Interestingly, Uruguay have just this season resurrected the Copa Uruguay after decades of mothballing. It was set out like a tennis ladder too, but unlike Italy, despite having two clubs to rival the Glasgow duo in terms of gongs and size of support, nothing is ever that straight forward down there. The innumerable smaller teams don’t have the phobia or fear as Scottish teams seem to suffer when coming up against the Old Firm. Nacional, the biggest club went out 3-0 at second tier Rampla Juniors, albeit they were more concentrating on keeping their top players fresh for a crack at clinching the league title. Penarol, the other big side, had a horror show league campaign, and won’t be involved in International competition. The Copa was an opportunity to save face, and they’d limped along to reach the semi-finals. Leading 1-0 from the first leg against La Luz (the light!), a second division side who have just completed a double promotion and will play Penarol in league games in 2023 for the first ever time. The small club from Aires Puros (pure air) barrio of the capital, Montevideo, moved the second leg to the Centenario to cash in on a bigger crowd. With the game still goalless a second half red card for La Luz should have been the end of things, but in the end, a late winner to tie the aggregate score, and a subsequent 4-2 success in the penalty shoot out, put the light out on Penarol, and the rest of Uruguay is still laughing.

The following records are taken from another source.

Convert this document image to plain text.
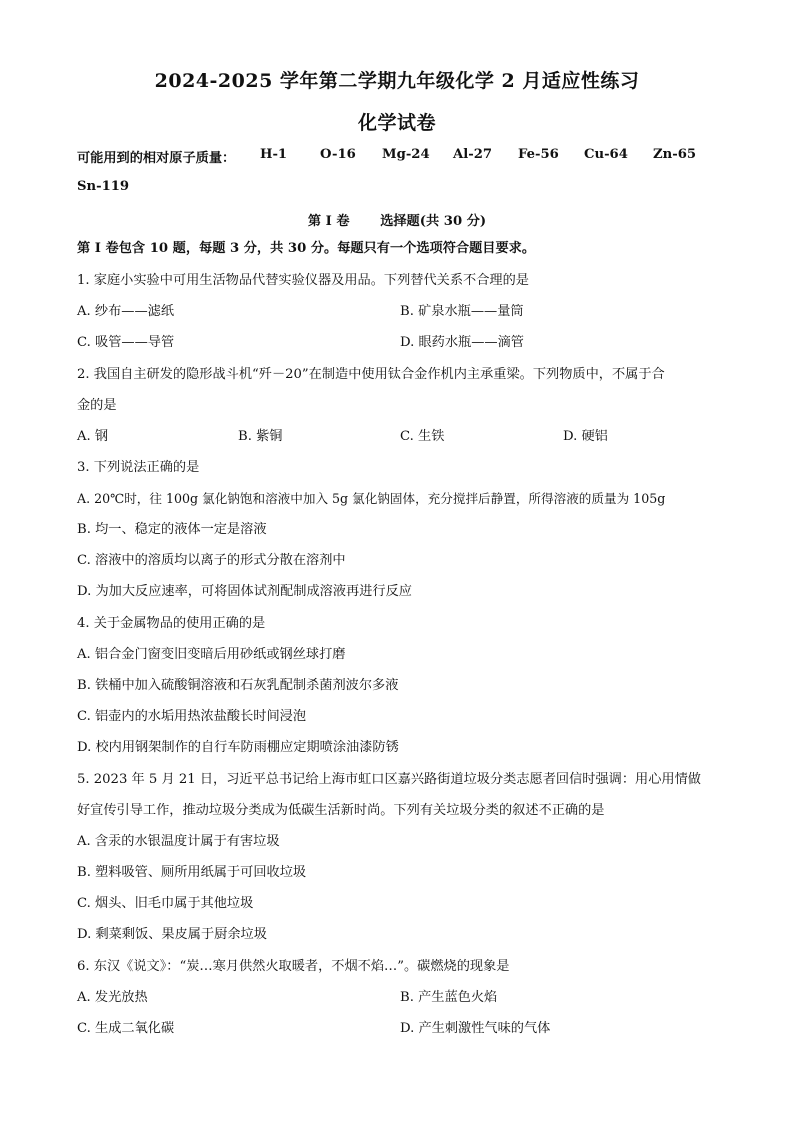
2024-2025 学年第二学期九年级化学 2 月适应性练习
化学试卷
可能用到的相对原子质量： H-1 O-16 Mg-24 Al-27 Fe-56 Cu-64 Zn-65
Sn-119
第 I 卷 选择题(共 30 分)
第 I 卷包含 10 题，每题 3 分，共 30 分。每题只有一个选项符合题目要求。
1. 家庭小实验中可用生活物品代替实验仪器及用品。下列替代关系不合理的是
A. 纱布——滤纸	B. 矿泉水瓶——量筒
C. 吸管——导管	D. 眼药水瓶——滴管
2. 我国自主研发的隐形战斗机“歼－20”在制造中使用钛合金作机内主承重梁。下列物质中，不属于合
金的是
A. 钢	B. 紫铜	C. 生铁	D. 硬铝
3. 下列说法正确的是
A. 20℃时，往 100g 氯化钠饱和溶液中加入 5g 氯化钠固体，充分搅拌后静置，所得溶液的质量为 105g
B. 均一、稳定的液体一定是溶液
C. 溶液中的溶质均以离子的形式分散在溶剂中
D. 为加大反应速率，可将固体试剂配制成溶液再进行反应
4. 关于金属物品的使用正确的是
A. 铝合金门窗变旧变暗后用砂纸或钢丝球打磨
B. 铁桶中加入硫酸铜溶液和石灰乳配制杀菌剂波尔多液
C. 铝壶内的水垢用热浓盐酸长时间浸泡
D. 校内用钢架制作的自行车防雨棚应定期喷涂油漆防锈
5. 2023 年 5 月 21 日，习近平总书记给上海市虹口区嘉兴路街道垃圾分类志愿者回信时强调：用心用情做
好宣传引导工作，推动垃圾分类成为低碳生活新时尚。下列有关垃圾分类的叙述不正确的是
A. 含汞的水银温度计属于有害垃圾
B. 塑料吸管、厕所用纸属于可回收垃圾
C. 烟头、旧毛巾属于其他垃圾
D. 剩菜剩饭、果皮属于厨余垃圾
6. 东汉《说文》：“炭…寒月供然火取暖者，不烟不焰…”。碳燃烧的现象是
A. 发光放热	B. 产生蓝色火焰
C. 生成二氧化碳	D. 产生刺激性气味的气体
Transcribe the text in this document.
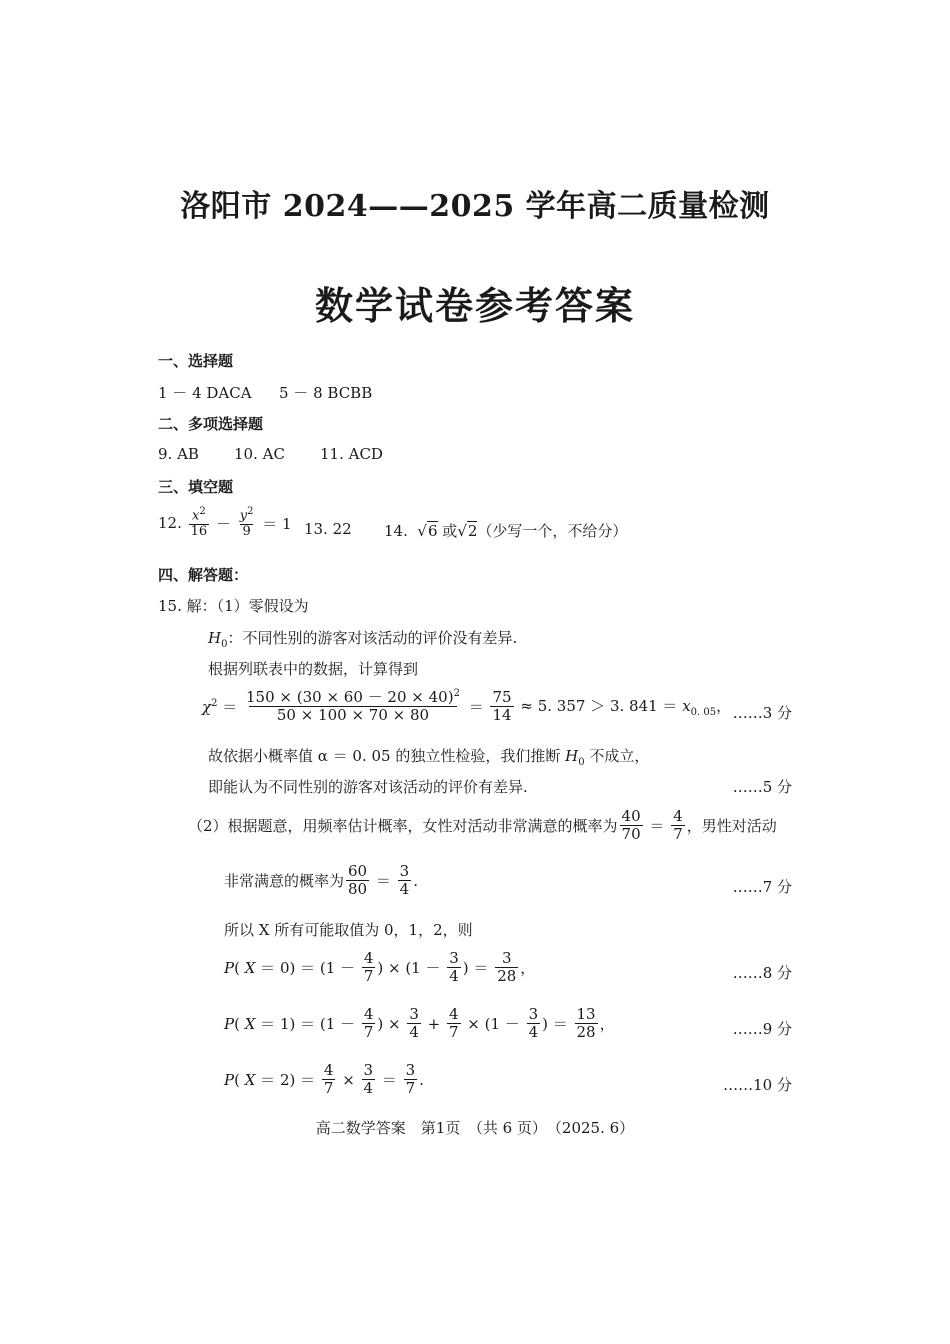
洛阳市 2024——2025 学年高二质量检测
数学试卷参考答案
一、选择题
1 － 4 DACA 5 － 8 BCBB
二、多项选择题
9. AB 10. AC 11. ACD
三、填空题
12.
$\frac{x^2}{16} - \frac{y^2}{9} = 1$ 13. 22 14.  √6 或√2（少写一个，不给分）
四、解答题：
15. 解：（1）零假设为
$H_0$：不同性别的游客对该活动的评价没有差异.
根据列联表中的数据，计算得到
$\chi^2 = \frac{150 \times (30 \times 60 - 20 \times 40)^2}{50 \times 100 \times 70 \times 80} = \frac{75}{14} \approx 5$. 357 ＞ 3. $841 = x_{0. 05}$， ……3 分
故依据小概率值 α ＝ 0. 05 的独立性检验，我们推断 $H_0$ 不成立，
即能认为不同性别的游客对该活动的评价有差异.	……5 分
（2）根据题意，用频率估计概率，女性对活动非常满意的概率为 $\frac{40}{70} = \frac{4}{7}$ ，男性对活动
非常满意的概率为 $\frac{60}{80} = \frac{3}{4}$ .	……7 分
所以 X 所有可能取值为 0，1，2，则
P( $X = 0) = (1 - \frac{4}{7}$ ) × ($1 - \frac{3}{4}$ ) ＝ $\frac{3}{28}$ ，	……8 分
P( $X = 1) = (1 - \frac{4}{7}$ ) × $\frac{3}{4} + \frac{4}{7} \times (1 - \frac{3}{4}$ ) ＝ $\frac{13}{28}$ ，	……9 分
P( $X = 2) = \frac{4}{7} \times \frac{3}{4} = \frac{3}{7}$ .	……10 分
高二数学答案　第1页　（共 6 页）　（2025. 6）
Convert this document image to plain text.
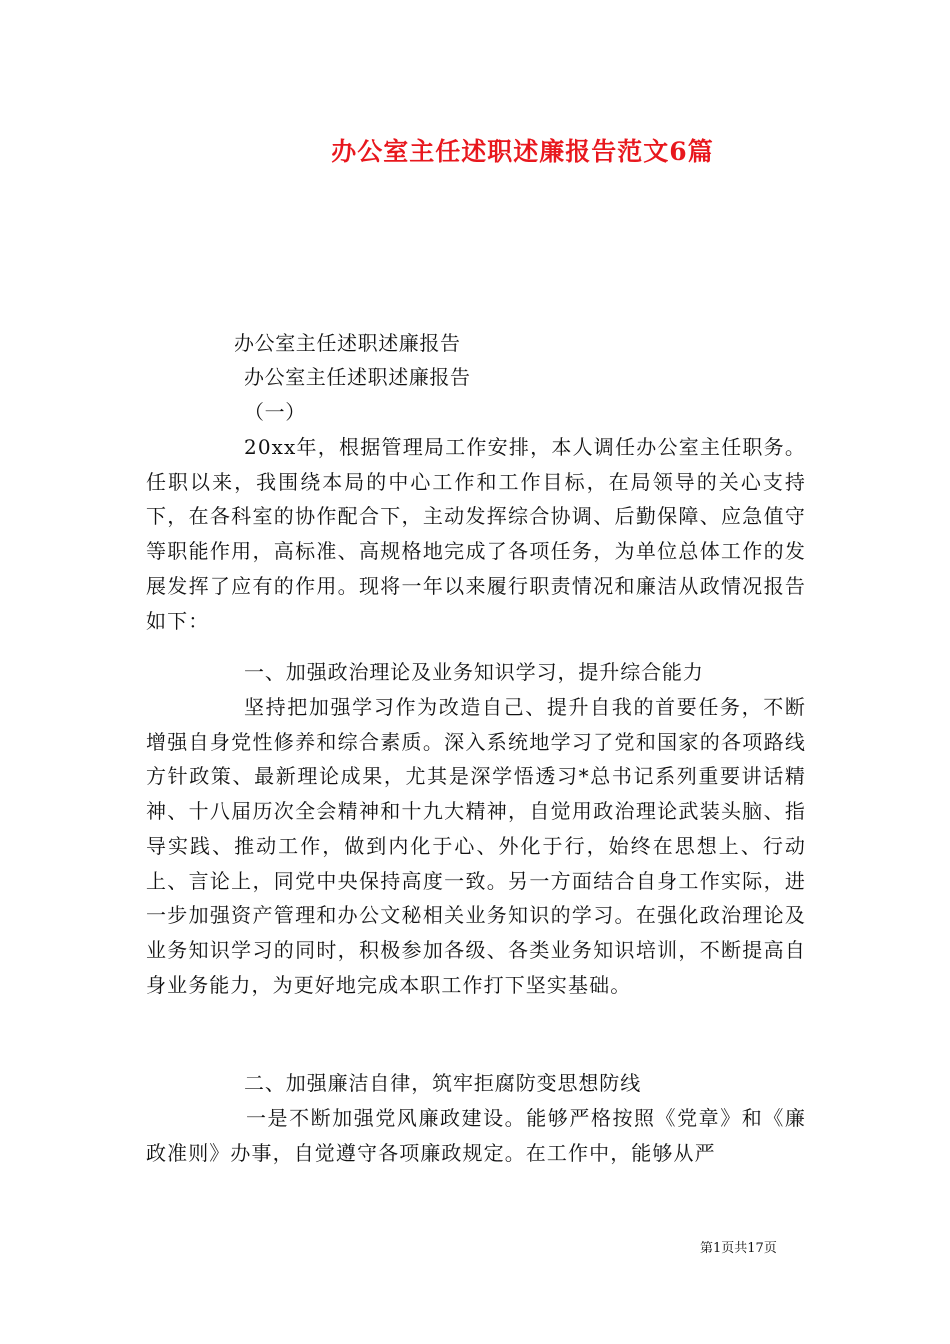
办公室主任述职述廉报告范文6篇
办公室主任述职述廉报告
办公室主任述职述廉报告
（一）

20xx年，根据管理局工作安排，本人调任办公室主任职务。任职以来，我围绕本局的中心工作和工作目标，在局领导的关心支持下，在各科室的协作配合下，主动发挥综合协调、后勤保障、应急值守等职能作用，高标准、高规格地完成了各项任务，为单位总体工作的发展发挥了应有的作用。现将一年以来履行职责情况和廉洁从政情况报告如下：

一、加强政治理论及业务知识学习，提升综合能力

坚持把加强学习作为改造自己、提升自我的首要任务，不断增强自身党性修养和综合素质。深入系统地学习了党和国家的各项路线方针政策、最新理论成果，尤其是深学悟透习*总书记系列重要讲话精神、十八届历次全会精神和十九大精神，自觉用政治理论武装头脑、指导实践、推动工作，做到内化于心、外化于行，始终在思想上、行动上、言论上，同党中央保持高度一致。另一方面结合自身工作实际，进一步加强资产管理和办公文秘相关业务知识的学习。在强化政治理论及业务知识学习的同时，积极参加各级、各类业务知识培训，不断提高自身业务能力，为更好地完成本职工作打下坚实基础。

二、加强廉洁自律，筑牢拒腐防变思想防线

一是不断加强党风廉政建设。能够严格按照《党章》和《廉政准则》办事，自觉遵守各项廉政规定。在工作中，能够从严

第1页共17页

La Luz will play Defensor Sporting in the final, who toiled at times to progress beyond second tier Progreso, but they came good in the end. So despite it starting out as a tennis ladder, neither of the big two made the final, and both were beaten by lower league sides, sadly something that seems just too unacceptable in Italy, and as much as I love the game there, I wish they would have a re-think on what a cup competition should look like.